Lee's belief that granting the right to vote to the freedman was a bad idea was widely shared, North and South. That can't be the reason Grant criticized Lee.
 
Thanks for starting this thread.
Like most, I grew up believing the Lee myth. It was only when I started learning more that I realized that post-war he was not the powerful, reconciliatory influence I had been taught, but rather a man embittered by his experience- though seldom expressing his feelings in public. A great source is the record of his testimony before the Joint Congressional Committee, on Reconstruction in February 1866 where, among other claims, he stated: "I have always been in favor of Emancipation- gradual emancipation."

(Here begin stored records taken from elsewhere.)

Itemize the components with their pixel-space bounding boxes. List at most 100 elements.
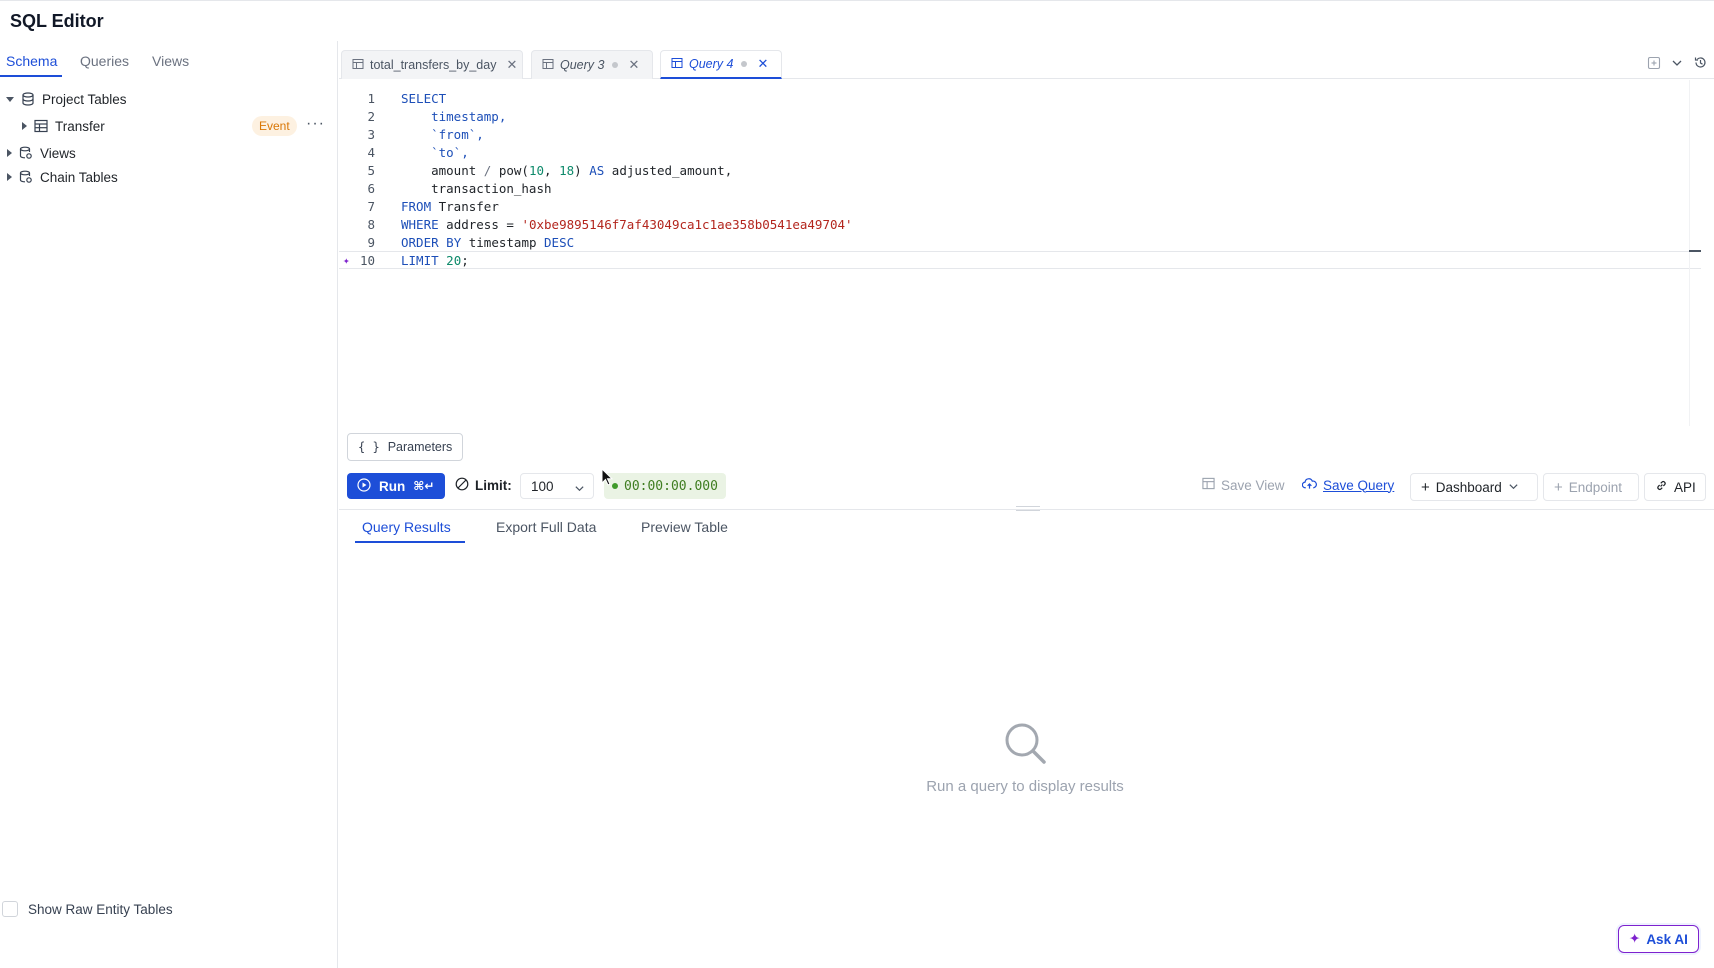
unsaved-dot-icon	[741, 61, 748, 67]
tree-item-chain-tables[interactable]: Chain Tables	[0, 165, 338, 189]
save-view-button[interactable]: Save View	[1202, 477, 1285, 493]
sql-code-editor[interactable]: 1 SELECT 2 timestamp, 3 `from`, 4 `to`, 5…	[339, 80, 1701, 426]
line-number: 7	[367, 199, 375, 214]
line-number: 9	[367, 235, 375, 250]
sparkle-icon: ✦	[1629, 931, 1641, 946]
code-text: LIMIT 20;	[401, 253, 469, 268]
limit-label: Limit:	[475, 478, 512, 493]
divider	[339, 509, 1714, 510]
show-raw-checkbox[interactable]	[2, 901, 18, 917]
tree-item-label: Views	[40, 145, 76, 161]
table-icon	[33, 118, 49, 134]
tab-queries[interactable]: Queries	[80, 53, 129, 69]
close-icon[interactable]: ✕	[506, 57, 517, 73]
more-options-icon[interactable]: ···	[306, 114, 325, 134]
line-number: 1	[367, 91, 375, 106]
database-icon	[20, 91, 36, 107]
code-text: timestamp,	[401, 109, 507, 124]
chevron-down-icon	[1508, 480, 1519, 495]
tab-schema[interactable]: Schema	[6, 53, 57, 69]
editor-tabs-bar: total_transfers_by_day ✕ Query 3 ✕ Query…	[339, 41, 1714, 79]
caret-down-icon[interactable]	[6, 96, 14, 102]
dashboard-button[interactable]: + Dashboard	[1410, 473, 1538, 501]
parameters-button[interactable]: { } Parameters	[347, 433, 464, 461]
limit-label-group: Limit:	[455, 477, 512, 494]
tab-query-4[interactable]: Query 4 ✕	[660, 50, 782, 79]
close-icon[interactable]: ✕	[757, 56, 768, 72]
tab-preview-table[interactable]: Preview Table	[641, 519, 728, 535]
tree-item-transfer[interactable]: Transfer Event ···	[0, 114, 338, 138]
code-text: `from`,	[401, 127, 484, 142]
cloud-upload-icon	[1301, 477, 1317, 493]
code-line[interactable]: 6 transaction_hash	[339, 180, 1701, 198]
run-shortcut: ⌘↵	[413, 479, 435, 493]
code-text: WHERE address = '0xbe9895146f7af43049ca1…	[401, 217, 853, 232]
play-icon	[357, 477, 371, 495]
event-badge: Event	[252, 116, 297, 136]
api-label: API	[1674, 479, 1696, 495]
plus-icon: +	[1554, 478, 1563, 496]
tab-total-transfers-by-day[interactable]: total_transfers_by_day ✕	[341, 50, 523, 79]
history-icon[interactable]	[1693, 55, 1708, 75]
caret-right-icon[interactable]	[7, 173, 12, 181]
limit-select[interactable]: 100	[520, 473, 594, 499]
code-line[interactable]: 2 timestamp,	[339, 108, 1701, 126]
editor-scrollbar[interactable]	[1689, 80, 1701, 426]
limit-value: 100	[531, 478, 554, 494]
timer-value: 00:00:00.000	[624, 478, 718, 494]
app-title: SQL Editor	[10, 11, 104, 31]
endpoint-button[interactable]: + Endpoint	[1543, 473, 1639, 501]
tree-item-project-tables[interactable]: Project Tables	[0, 87, 338, 111]
code-line[interactable]: 7 FROM Transfer	[339, 198, 1701, 216]
code-line[interactable]: 8 WHERE address = '0xbe9895146f7af43049ca…	[339, 216, 1701, 234]
code-text: FROM Transfer	[401, 199, 499, 214]
run-label: Run	[379, 478, 406, 494]
show-raw-entity-tables[interactable]: Show Raw Entity Tables	[2, 901, 173, 917]
schema-sidebar: Schema Queries Views Project Tables Tran…	[0, 41, 338, 968]
scroll-position-marker	[1689, 250, 1701, 252]
tabbar-actions	[1647, 55, 1708, 75]
line-number: 3	[367, 127, 375, 142]
link-icon	[1655, 479, 1668, 495]
code-text: ORDER BY timestamp DESC	[401, 235, 575, 250]
line-number: 4	[367, 145, 375, 160]
chevron-down-icon[interactable]	[1671, 56, 1683, 74]
code-line[interactable]: 4 `to`,	[339, 144, 1701, 162]
code-text: SELECT	[401, 91, 447, 106]
ask-ai-button[interactable]: ✦ Ask AI	[1618, 925, 1699, 953]
code-line[interactable]: 5 amount / pow(10, 18) AS adjusted_amoun…	[339, 162, 1701, 180]
sidebar-tabs: Schema Queries Views	[0, 41, 338, 79]
show-raw-label: Show Raw Entity Tables	[28, 901, 173, 917]
run-button[interactable]: Run ⌘↵	[347, 473, 445, 499]
tab-label: total_transfers_by_day	[370, 58, 497, 72]
line-number: 8	[367, 217, 375, 232]
search-icon	[1001, 723, 1049, 771]
braces-icon: { }	[358, 440, 380, 454]
code-line[interactable]: 3 `from`,	[339, 126, 1701, 144]
tab-views[interactable]: Views	[152, 53, 189, 69]
tree-item-views[interactable]: Views	[0, 141, 338, 165]
tab-export-full-data[interactable]: Export Full Data	[496, 519, 596, 535]
save-query-button[interactable]: Save Query	[1301, 477, 1395, 493]
query-tab-icon	[352, 58, 364, 73]
chevron-down-icon	[574, 482, 585, 497]
code-line[interactable]: 9 ORDER BY timestamp DESC	[339, 234, 1701, 252]
tab-label: Query 4	[689, 57, 734, 71]
tab-query-results[interactable]: Query Results	[362, 519, 451, 535]
caret-right-icon[interactable]	[22, 122, 27, 130]
save-view-label: Save View	[1221, 477, 1285, 493]
mouse-cursor-icon	[601, 467, 614, 491]
caret-right-icon[interactable]	[7, 149, 12, 157]
database-view-icon	[18, 145, 34, 161]
api-button[interactable]: API	[1644, 473, 1706, 501]
code-line-current[interactable]: ✦ 10 LIMIT 20;	[339, 251, 1701, 269]
plus-icon: +	[1421, 478, 1430, 496]
code-line[interactable]: 1 SELECT	[339, 90, 1701, 108]
save-query-label: Save Query	[1323, 477, 1395, 493]
line-number: 10	[359, 253, 375, 268]
tab-query-3[interactable]: Query 3 ✕	[531, 50, 653, 79]
dashboard-label: Dashboard	[1435, 479, 1502, 495]
close-icon[interactable]: ✕	[628, 57, 639, 73]
new-tab-icon[interactable]	[1647, 56, 1661, 75]
active-tab-indicator	[355, 541, 465, 543]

<U. S. Congress, Report of the Reconstruction Committee. (Washington, DC: Government Printing Office, 1866), p. 136.>
This was also the occasion when Lee absolved himself of his personal decision to support secession, by stating: "the act of Virginia, in withdrawing herself from the United States, carried me along as a citizen of Virginia, and that her laws and her acts were binding on me." <ibid, p. 133.>
Lee was by far the most influential man in the post-war south. He could have had far more impact in effecting reconciliation than anything later claimed by his biographers.
 
Did Lee ever comment on Grant’s plan to ship black people out of the US to Santo Domingo?

Since Grant didn't plan to ship anyone anywhere, Lee couldn't have commented on it; however, had Grant actually planned to ship black people to Santo Domingo, Lee would probably have applauded and may even have donated money to help it along. Lee commented that he would have liked to have seen all black folks shipped out of Virginia and replaced by workers from Europe.